Pink vs the paparazzi: photostalkers and children’s privacy

A open letter from her website, which I’m quoting at length because extracts don’t do it justice:

Pink and partner Carey pose with their newborn daughter

HaT policy: authorised portraits only of celeb kids

Due to the unsettling, surprisingly aggressive and unsafe measures that the paparazzi seem to be willing to go to in order to secure that “first shot” of our daughter-stalking us, chasing us in cars and sitting outside of our home all day and all night, as new parents Carey and I decided that we would release personal photos of our Willow, and donate all of the money to charity.

Like any parents, we believe our little girl deserves the right to have privacy and be protected, but unfortunately, this media climate doesn’t seem to provide for that… it’s one thing to harass and stalk us, the adults, the celebrity that signed up for this life, but children should be protected and safe.
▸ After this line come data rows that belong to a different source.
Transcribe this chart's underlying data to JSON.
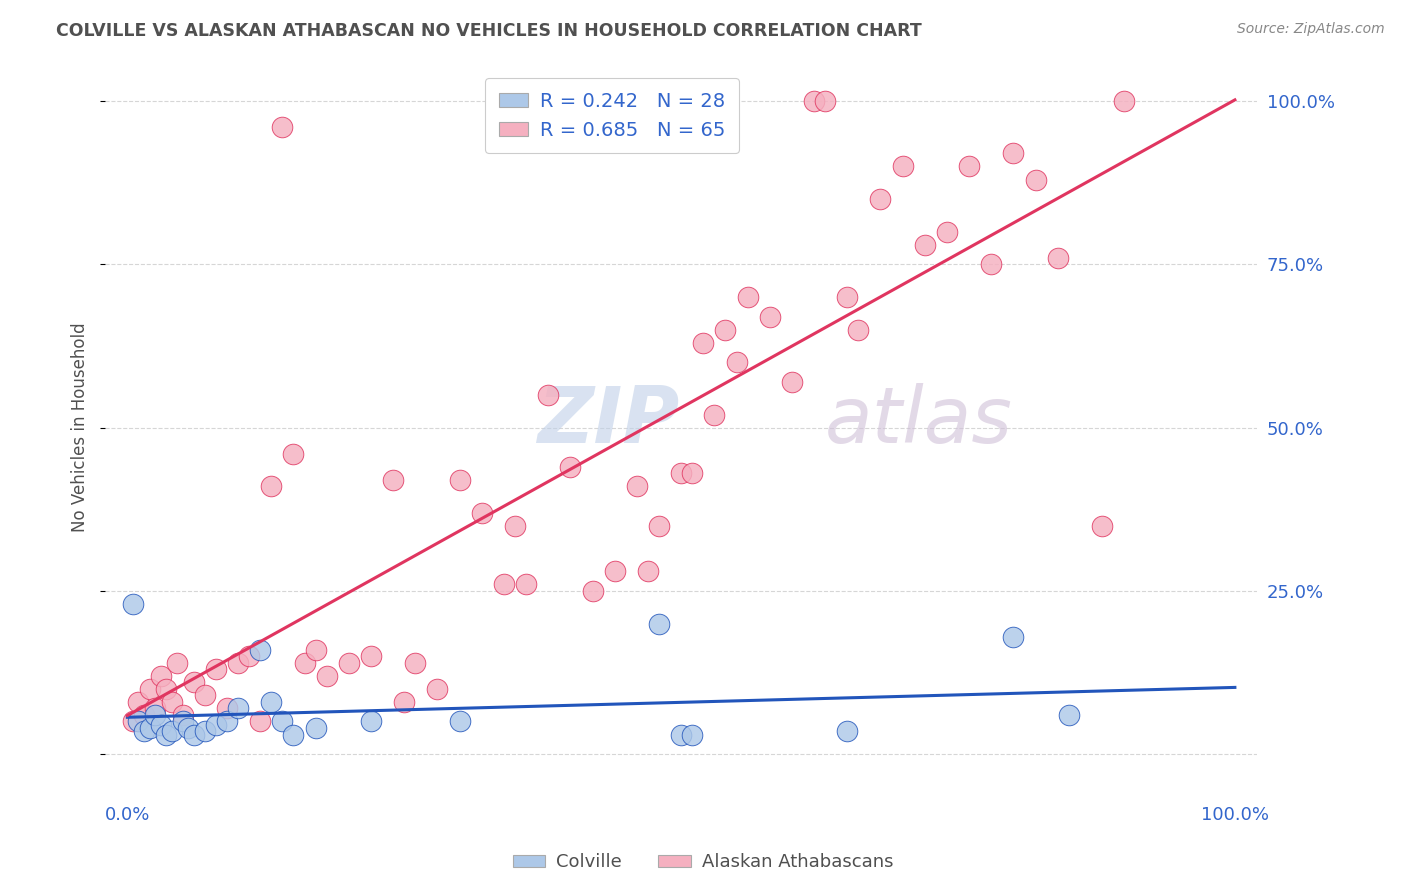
{
  "title": "COLVILLE VS ALASKAN ATHABASCAN NO VEHICLES IN HOUSEHOLD CORRELATION CHART",
  "source": "Source: ZipAtlas.com",
  "ylabel": "No Vehicles in Household",
  "colville_R": "0.242",
  "colville_N": "28",
  "athabascan_R": "0.685",
  "athabascan_N": "65",
  "colville_color": "#adc8e8",
  "athabascan_color": "#f5b0c0",
  "colville_line_color": "#2255bb",
  "athabascan_line_color": "#e03560",
  "watermark_zip_color": "#c5d5e8",
  "watermark_atlas_color": "#d8c8d8",
  "background_color": "#ffffff",
  "grid_color": "#cccccc",
  "title_color": "#505050",
  "axis_label_color": "#3366cc",
  "colville_scatter": [
    [
      0.5,
      23.0
    ],
    [
      1.0,
      5.0
    ],
    [
      1.5,
      3.5
    ],
    [
      2.0,
      4.0
    ],
    [
      2.5,
      6.0
    ],
    [
      3.0,
      4.5
    ],
    [
      3.5,
      3.0
    ],
    [
      4.0,
      3.5
    ],
    [
      5.0,
      5.0
    ],
    [
      5.5,
      4.0
    ],
    [
      6.0,
      3.0
    ],
    [
      7.0,
      3.5
    ],
    [
      8.0,
      4.5
    ],
    [
      9.0,
      5.0
    ],
    [
      10.0,
      7.0
    ],
    [
      12.0,
      16.0
    ],
    [
      13.0,
      8.0
    ],
    [
      14.0,
      5.0
    ],
    [
      15.0,
      3.0
    ],
    [
      17.0,
      4.0
    ],
    [
      22.0,
      5.0
    ],
    [
      30.0,
      5.0
    ],
    [
      48.0,
      20.0
    ],
    [
      50.0,
      3.0
    ],
    [
      51.0,
      3.0
    ],
    [
      65.0,
      3.5
    ],
    [
      80.0,
      18.0
    ],
    [
      85.0,
      6.0
    ]
  ],
  "athabascan_scatter": [
    [
      0.5,
      5.0
    ],
    [
      1.0,
      8.0
    ],
    [
      1.5,
      6.0
    ],
    [
      2.0,
      10.0
    ],
    [
      2.5,
      7.0
    ],
    [
      3.0,
      12.0
    ],
    [
      3.5,
      10.0
    ],
    [
      4.0,
      8.0
    ],
    [
      4.5,
      14.0
    ],
    [
      5.0,
      6.0
    ],
    [
      6.0,
      11.0
    ],
    [
      7.0,
      9.0
    ],
    [
      8.0,
      13.0
    ],
    [
      9.0,
      7.0
    ],
    [
      10.0,
      14.0
    ],
    [
      11.0,
      15.0
    ],
    [
      12.0,
      5.0
    ],
    [
      13.0,
      41.0
    ],
    [
      14.0,
      96.0
    ],
    [
      15.0,
      46.0
    ],
    [
      16.0,
      14.0
    ],
    [
      17.0,
      16.0
    ],
    [
      18.0,
      12.0
    ],
    [
      20.0,
      14.0
    ],
    [
      22.0,
      15.0
    ],
    [
      24.0,
      42.0
    ],
    [
      25.0,
      8.0
    ],
    [
      26.0,
      14.0
    ],
    [
      28.0,
      10.0
    ],
    [
      30.0,
      42.0
    ],
    [
      32.0,
      37.0
    ],
    [
      34.0,
      26.0
    ],
    [
      35.0,
      35.0
    ],
    [
      36.0,
      26.0
    ],
    [
      38.0,
      55.0
    ],
    [
      40.0,
      44.0
    ],
    [
      42.0,
      25.0
    ],
    [
      44.0,
      28.0
    ],
    [
      46.0,
      41.0
    ],
    [
      47.0,
      28.0
    ],
    [
      48.0,
      35.0
    ],
    [
      50.0,
      43.0
    ],
    [
      51.0,
      43.0
    ],
    [
      52.0,
      63.0
    ],
    [
      53.0,
      52.0
    ],
    [
      54.0,
      65.0
    ],
    [
      55.0,
      60.0
    ],
    [
      56.0,
      70.0
    ],
    [
      58.0,
      67.0
    ],
    [
      60.0,
      57.0
    ],
    [
      62.0,
      100.0
    ],
    [
      63.0,
      100.0
    ],
    [
      65.0,
      70.0
    ],
    [
      66.0,
      65.0
    ],
    [
      68.0,
      85.0
    ],
    [
      70.0,
      90.0
    ],
    [
      72.0,
      78.0
    ],
    [
      74.0,
      80.0
    ],
    [
      76.0,
      90.0
    ],
    [
      78.0,
      75.0
    ],
    [
      80.0,
      92.0
    ],
    [
      82.0,
      88.0
    ],
    [
      84.0,
      76.0
    ],
    [
      88.0,
      35.0
    ],
    [
      90.0,
      100.0
    ]
  ],
  "ylim": [
    -5,
    105
  ],
  "xlim": [
    -2,
    102
  ],
  "ytick_positions": [
    0,
    25,
    50,
    75,
    100
  ],
  "ytick_labels": [
    "",
    "25.0%",
    "50.0%",
    "75.0%",
    "100.0%"
  ],
  "xtick_positions": [
    0,
    100
  ],
  "xtick_labels": [
    "0.0%",
    "100.0%"
  ]
}
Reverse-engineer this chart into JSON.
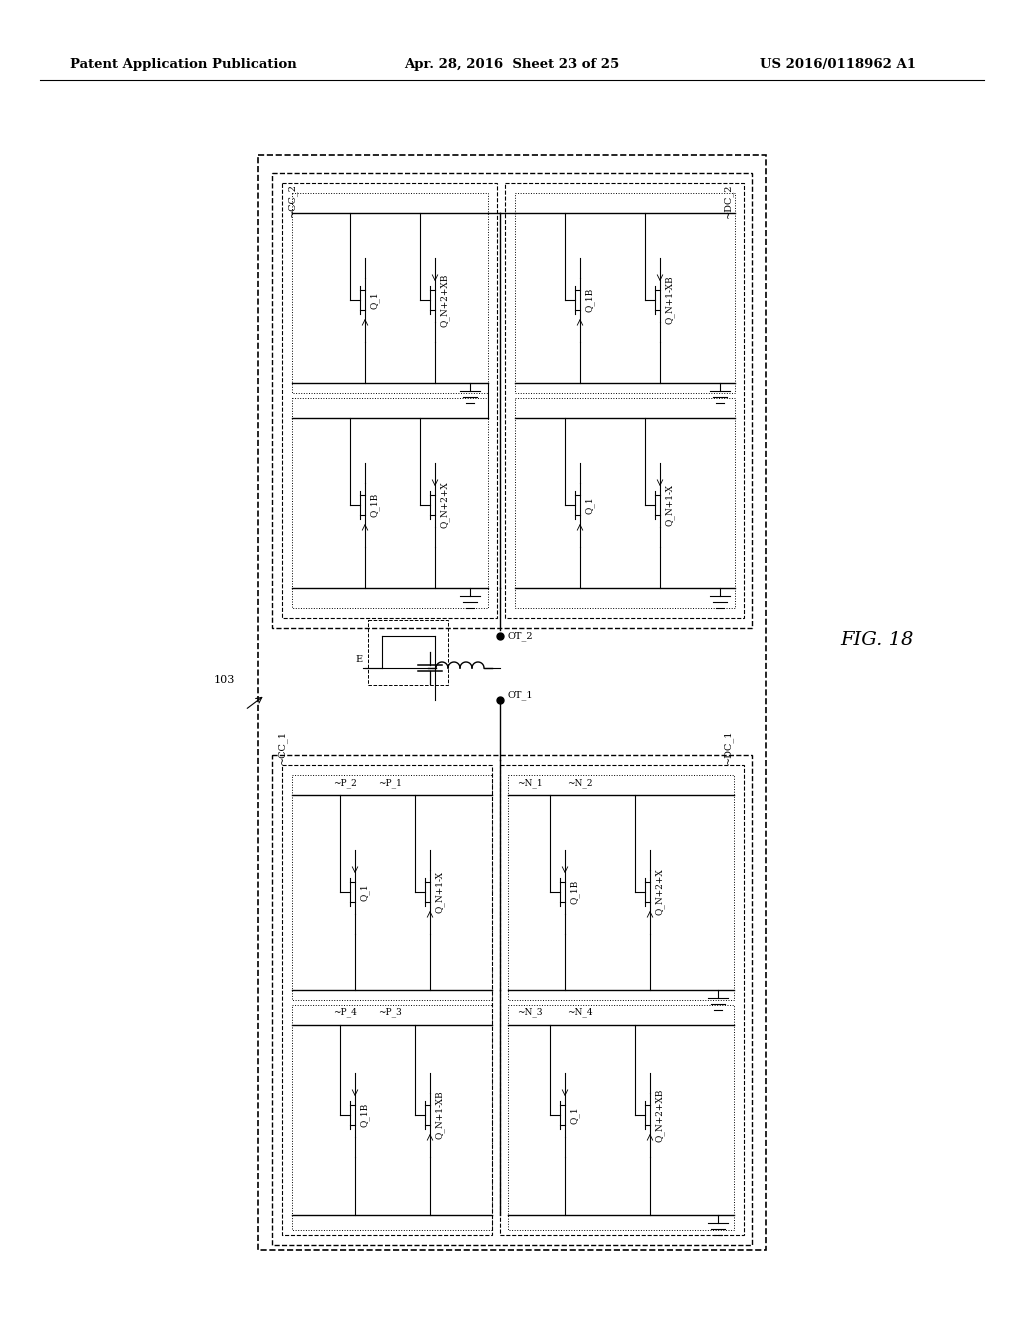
{
  "header_left": "Patent Application Publication",
  "header_center": "Apr. 28, 2016  Sheet 23 of 25",
  "header_right": "US 2016/0118962 A1",
  "title": "FIG. 18",
  "label_103": "103",
  "bg_color": "#ffffff"
}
There should be a clear distinction between us.”

“In every other country that I recall, children’s faces are blurred out in magazine photos. Why is USA the only country that continues to financially incentivize intrusive paparazzi behavior to capitalize on photos of babies, infants and children? Why is this acceptable to any of us? Why is this even legal? These are questions I ask myself as a new parent. Why are celebrities/public figures having to seek restraining orders to keep strange grown men with still and video cameras from sitting perched outside of their children’s pre-schools and elementary schools, preying on little innocent kids? After all, if a stranger was sitting outside of a school taking photographs of random little girls and boys, wouldn’t he be arrested? Or, at least in Philadelphia, he would have to face a more primal sort of recourse. But because it’s the child of a celebrity, somehow it’s okay? I’m just not sure what is wrong with us as a society, that we do more than tolerate this, but our appetite for it seems insatiable. We buy these pictures. We buy these magazines that publish these paparazzi pictures. WHERE DOES IT STOP?”

“Here’s the bottom line: we don’t want you to take our little girl’s picture. We don’t want you to one day follow our little girl home from school. We don’t want our little girl’s picture in a magazine or on a blog. If you take or publish her picture, it is against our wishes, and without our consent as parents, as people.
To anyone out there that buys a magazine, or goes onto a website to look at pictures of other people’s children, may you at least think for a second about what you may inadvertently be supporting. We are so appreciative that people are interested in seeing our daughter. We WANT to share our joys with you, but as parents (and new parents), we should be able to govern these decisions, shouldn’t we? And to be clear, I’m speaking directly to these “stolen” photographs–paparazzi photos.

So when you see our middle fingers up in all of our pictures, now you know the motivation. It’s all we can do to stop images of a newborn baby from being printed without our consent. Can you imagine a world where they would blur out our middle finger to protect a “consumer” over blurring out an innocent child to protect their integrity and privacy?

Having seen what poor little Suri Cruise goes through every single time she leaves the house, I couldn’t agree more. The celeb-kids never signed up for this continual barrage by photostalkers – and then the magazines have the gall to run stories suggesting that there’s some domestic reason that they look unhappy in their photos!

I don’t think we’ve ever posted paparazzi snaps of celebrity kids here at HaT anyway, but from now on it’s official policy – authorised portraits only.

Categories: arts & entertainment, ethics & philosophy, law & order, media, parenting, relationships

Tags: , ,

3 replies

  1. Good call re: new policy.
    It’s times like this that make me really, really happy that I’m not famous.

  2. Good on ‘em. I’m sure most consumers of these photos don’t think about what the children have to go through. Hopefully, more celebrities will start shaming the editors and those who buy mags featuring these photos.

  3. Until I saw your post on Suri Cruise, I hadn’t appreciated that it could get anywhere near that bad for a kid just coming out of an apartment building to get into a car – I thought photographer packs like that were confined to red carpet events, where everybody is fully prepared.
    I don’t think most consumers have had any idea of the full horror. But even the less-overwhelming scenario that I kinda had in my head, of a handful of photographers that bit further away with long lenses, is still pretty fucking awful.